I visited Lyon on my journey through France, a stop off on my way to Marseille. I arrived late in the evening and went to bed early. In the morning, armed with my camera, I made my way on the local bus (you can also get there easily on Lyon’s metro system), to see the sights of Vieux (Old) The people around me on the bus were starting their day and many were obviously dressed to go to work.
Starting with a croissant and cafe creme at a lovely little cafe situated across from a beautiful old church (Eglise Saint-Paul) I quickly felt like I belonged in this wonderful place. The Eglise Saint-Paul is one of the oldest churches in Lyon. Built in the Middle Ages, the St Paul church was the center of a self-sufficient area, enclosed by its own walls. During the Renaissance era, merchants used the area of the Church as a commercial center.
It’s easy to wander around, Vieux Lyon and imagine what it was like to live here in bygone eras.
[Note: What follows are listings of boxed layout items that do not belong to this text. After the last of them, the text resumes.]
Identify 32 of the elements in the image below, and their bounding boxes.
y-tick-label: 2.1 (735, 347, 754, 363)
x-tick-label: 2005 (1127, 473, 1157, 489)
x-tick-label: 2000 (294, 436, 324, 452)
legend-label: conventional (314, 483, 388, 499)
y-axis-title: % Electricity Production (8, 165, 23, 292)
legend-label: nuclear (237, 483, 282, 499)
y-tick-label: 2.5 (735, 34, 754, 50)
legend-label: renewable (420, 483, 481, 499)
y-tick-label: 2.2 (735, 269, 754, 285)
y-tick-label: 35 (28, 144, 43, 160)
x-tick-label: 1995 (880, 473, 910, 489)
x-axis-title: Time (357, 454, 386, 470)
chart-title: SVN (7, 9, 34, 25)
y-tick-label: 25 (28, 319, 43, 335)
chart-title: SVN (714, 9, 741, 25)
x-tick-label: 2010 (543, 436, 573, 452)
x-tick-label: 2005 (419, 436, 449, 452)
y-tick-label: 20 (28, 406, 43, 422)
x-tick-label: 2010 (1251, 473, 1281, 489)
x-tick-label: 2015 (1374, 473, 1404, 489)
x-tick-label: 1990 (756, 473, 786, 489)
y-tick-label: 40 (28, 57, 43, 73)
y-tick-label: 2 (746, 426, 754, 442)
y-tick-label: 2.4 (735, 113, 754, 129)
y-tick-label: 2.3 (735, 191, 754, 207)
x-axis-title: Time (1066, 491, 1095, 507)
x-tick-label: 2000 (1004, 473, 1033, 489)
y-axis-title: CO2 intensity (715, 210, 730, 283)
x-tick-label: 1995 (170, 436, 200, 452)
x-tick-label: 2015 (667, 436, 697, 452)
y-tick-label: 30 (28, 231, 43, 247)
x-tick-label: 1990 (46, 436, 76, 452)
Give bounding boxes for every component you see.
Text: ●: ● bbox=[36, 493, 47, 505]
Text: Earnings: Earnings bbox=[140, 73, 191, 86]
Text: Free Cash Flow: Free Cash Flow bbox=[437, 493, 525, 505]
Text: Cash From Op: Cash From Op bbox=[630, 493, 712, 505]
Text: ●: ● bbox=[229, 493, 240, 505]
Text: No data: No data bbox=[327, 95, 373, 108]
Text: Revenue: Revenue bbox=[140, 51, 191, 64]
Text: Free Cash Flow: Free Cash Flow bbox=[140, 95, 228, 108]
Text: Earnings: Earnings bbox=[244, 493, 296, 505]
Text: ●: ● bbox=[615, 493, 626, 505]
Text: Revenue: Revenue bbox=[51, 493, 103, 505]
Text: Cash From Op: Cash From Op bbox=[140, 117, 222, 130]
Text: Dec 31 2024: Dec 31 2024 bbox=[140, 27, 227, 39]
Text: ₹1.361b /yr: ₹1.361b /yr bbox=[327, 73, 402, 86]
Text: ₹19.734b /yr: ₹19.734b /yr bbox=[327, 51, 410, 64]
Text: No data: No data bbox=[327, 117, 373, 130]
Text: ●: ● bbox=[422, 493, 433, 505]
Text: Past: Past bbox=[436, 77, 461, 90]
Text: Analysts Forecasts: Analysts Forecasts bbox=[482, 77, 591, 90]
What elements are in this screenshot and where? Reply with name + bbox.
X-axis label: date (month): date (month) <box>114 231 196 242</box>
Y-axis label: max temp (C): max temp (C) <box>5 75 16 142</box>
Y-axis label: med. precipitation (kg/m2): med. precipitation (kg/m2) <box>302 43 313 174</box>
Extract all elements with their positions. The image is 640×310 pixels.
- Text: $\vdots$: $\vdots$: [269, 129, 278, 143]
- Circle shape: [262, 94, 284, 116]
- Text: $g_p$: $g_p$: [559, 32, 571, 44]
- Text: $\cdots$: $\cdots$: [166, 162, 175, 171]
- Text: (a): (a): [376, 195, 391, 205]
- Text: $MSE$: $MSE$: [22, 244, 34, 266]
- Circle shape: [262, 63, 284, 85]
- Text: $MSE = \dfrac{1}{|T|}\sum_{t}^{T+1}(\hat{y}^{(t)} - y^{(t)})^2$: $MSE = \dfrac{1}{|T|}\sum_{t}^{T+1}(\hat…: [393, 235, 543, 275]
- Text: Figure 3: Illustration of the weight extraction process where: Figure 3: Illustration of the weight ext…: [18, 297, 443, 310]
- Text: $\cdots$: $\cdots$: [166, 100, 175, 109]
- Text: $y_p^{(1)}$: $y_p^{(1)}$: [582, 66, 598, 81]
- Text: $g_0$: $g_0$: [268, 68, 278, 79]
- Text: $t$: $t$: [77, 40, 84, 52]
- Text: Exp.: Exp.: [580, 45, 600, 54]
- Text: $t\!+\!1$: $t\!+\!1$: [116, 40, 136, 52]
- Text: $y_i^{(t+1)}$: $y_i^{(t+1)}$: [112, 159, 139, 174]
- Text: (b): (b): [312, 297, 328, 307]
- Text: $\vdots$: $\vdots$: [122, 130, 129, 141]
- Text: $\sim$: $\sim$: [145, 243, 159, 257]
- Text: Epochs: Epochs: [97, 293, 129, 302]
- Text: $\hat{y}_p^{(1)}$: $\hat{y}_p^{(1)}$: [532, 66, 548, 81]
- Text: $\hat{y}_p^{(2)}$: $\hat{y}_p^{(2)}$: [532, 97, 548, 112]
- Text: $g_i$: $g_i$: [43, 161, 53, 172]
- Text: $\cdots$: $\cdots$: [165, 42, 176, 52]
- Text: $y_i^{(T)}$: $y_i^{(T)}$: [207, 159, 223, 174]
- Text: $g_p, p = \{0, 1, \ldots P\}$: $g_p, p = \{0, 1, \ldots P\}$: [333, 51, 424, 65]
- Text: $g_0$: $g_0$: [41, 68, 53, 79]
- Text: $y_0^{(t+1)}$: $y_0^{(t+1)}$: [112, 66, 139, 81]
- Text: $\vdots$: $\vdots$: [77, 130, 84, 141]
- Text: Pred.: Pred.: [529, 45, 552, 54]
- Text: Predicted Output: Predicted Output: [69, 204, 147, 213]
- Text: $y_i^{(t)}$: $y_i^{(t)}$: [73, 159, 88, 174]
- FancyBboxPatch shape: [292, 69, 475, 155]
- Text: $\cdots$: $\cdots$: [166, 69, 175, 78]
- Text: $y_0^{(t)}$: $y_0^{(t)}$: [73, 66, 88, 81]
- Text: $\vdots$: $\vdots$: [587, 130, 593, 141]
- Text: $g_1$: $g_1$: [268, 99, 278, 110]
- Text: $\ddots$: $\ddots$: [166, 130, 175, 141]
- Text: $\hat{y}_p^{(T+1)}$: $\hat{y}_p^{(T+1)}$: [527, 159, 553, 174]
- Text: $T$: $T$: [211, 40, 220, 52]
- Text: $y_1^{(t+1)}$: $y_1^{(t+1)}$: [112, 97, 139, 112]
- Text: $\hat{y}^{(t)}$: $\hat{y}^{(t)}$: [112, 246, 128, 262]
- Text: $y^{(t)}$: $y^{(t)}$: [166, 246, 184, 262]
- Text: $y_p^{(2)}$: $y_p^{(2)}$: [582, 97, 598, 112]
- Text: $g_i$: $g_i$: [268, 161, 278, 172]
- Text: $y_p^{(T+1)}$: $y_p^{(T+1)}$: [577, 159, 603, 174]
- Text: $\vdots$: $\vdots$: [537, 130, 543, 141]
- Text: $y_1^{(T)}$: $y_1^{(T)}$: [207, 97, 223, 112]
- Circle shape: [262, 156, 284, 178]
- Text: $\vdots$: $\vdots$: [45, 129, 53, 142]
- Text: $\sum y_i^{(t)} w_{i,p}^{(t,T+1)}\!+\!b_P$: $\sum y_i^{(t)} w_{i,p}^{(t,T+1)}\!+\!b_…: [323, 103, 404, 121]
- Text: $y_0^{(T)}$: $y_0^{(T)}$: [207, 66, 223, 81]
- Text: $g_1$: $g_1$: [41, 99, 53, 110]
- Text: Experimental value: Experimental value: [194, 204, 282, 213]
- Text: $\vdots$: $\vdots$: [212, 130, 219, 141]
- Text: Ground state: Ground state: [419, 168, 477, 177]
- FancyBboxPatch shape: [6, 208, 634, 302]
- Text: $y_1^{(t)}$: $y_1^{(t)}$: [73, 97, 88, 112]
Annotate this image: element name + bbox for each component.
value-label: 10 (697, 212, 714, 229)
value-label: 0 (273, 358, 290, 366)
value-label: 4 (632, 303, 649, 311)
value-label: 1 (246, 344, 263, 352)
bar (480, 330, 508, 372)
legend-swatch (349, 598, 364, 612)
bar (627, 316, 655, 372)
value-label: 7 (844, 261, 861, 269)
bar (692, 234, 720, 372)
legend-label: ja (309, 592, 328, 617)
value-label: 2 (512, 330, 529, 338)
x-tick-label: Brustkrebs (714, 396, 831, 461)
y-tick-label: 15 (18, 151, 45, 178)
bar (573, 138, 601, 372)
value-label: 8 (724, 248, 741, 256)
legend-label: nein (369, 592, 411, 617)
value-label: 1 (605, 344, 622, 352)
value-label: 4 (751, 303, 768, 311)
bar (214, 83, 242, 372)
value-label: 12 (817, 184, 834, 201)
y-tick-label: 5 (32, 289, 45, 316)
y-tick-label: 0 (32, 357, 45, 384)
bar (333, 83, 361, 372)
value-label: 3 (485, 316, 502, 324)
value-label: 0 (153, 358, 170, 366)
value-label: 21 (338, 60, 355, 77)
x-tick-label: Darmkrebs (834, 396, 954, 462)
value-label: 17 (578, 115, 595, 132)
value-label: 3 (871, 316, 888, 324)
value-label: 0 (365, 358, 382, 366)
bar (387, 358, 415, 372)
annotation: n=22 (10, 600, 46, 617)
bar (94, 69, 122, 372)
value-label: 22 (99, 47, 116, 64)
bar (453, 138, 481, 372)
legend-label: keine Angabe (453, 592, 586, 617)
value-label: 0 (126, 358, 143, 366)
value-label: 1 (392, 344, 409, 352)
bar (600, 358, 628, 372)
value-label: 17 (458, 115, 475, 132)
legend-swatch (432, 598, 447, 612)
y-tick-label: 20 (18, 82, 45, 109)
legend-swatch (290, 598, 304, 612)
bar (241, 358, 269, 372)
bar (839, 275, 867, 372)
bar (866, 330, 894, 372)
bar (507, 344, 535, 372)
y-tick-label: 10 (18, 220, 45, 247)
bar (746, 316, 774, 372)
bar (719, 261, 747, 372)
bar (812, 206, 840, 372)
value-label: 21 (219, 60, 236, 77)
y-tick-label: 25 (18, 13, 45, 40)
Filled with medieval cobbled streets, lined with buildings that date back to the Renaissance that show the best of gothic, Italian Renaissance and French Renaissance architecture, a walk through Vieux Lyon, provides you with a glimpse into yesteryear. Along these beautiful narrow streets of Vieux Lyon, you’ll find the Traboules. The Traboules are pathways joining two streets, going through several buildings. During World War II, they were used by Resistance fighters to hide their clandestine activities.
You’ll also find lovely little grocery shops, la boulangerie (bakeries) and interesting little museums on your walk. I can’t describe the feeling I had when entering a little grocery store to buy some fresh fruit and pick up the latest edition of Charlie Hebdo. It’s also easy to see why Vieux Lyon is a UNESCO-listed site.
Either because it was off-peak tourist season and perhaps because my visit was early in the day, I was lucky to have the chance to wander through this beautiful part of Lyon without the crowds and soon realised I was the only foreigner around. This afforded me the opportunity to have a chat with some of the local people and see the sights without the tourist throngs.
Later in the morning, I stumbled upon a laneway with a staircase that took me up the hill. Believe you me this was not for the faint of heart, I found myself stopping to rest on a number of occasions, but when I reached the top, I realised the climb was well worth it. The view from the top was magical and I stayed for quite a while taking in the scenery and marvelling at the view over Vieux Lyon.
I thoroughly enjoyed my day in Vieux Lyon and as I made my way back to my hotel, and as I found myself lost again, which I am apt to do, I had the feeling I had been witness to a truly remarkable place.
Tip: You can’t leave Lyon without sampling some Lyonnais specialties in a Bouchon (Bistro).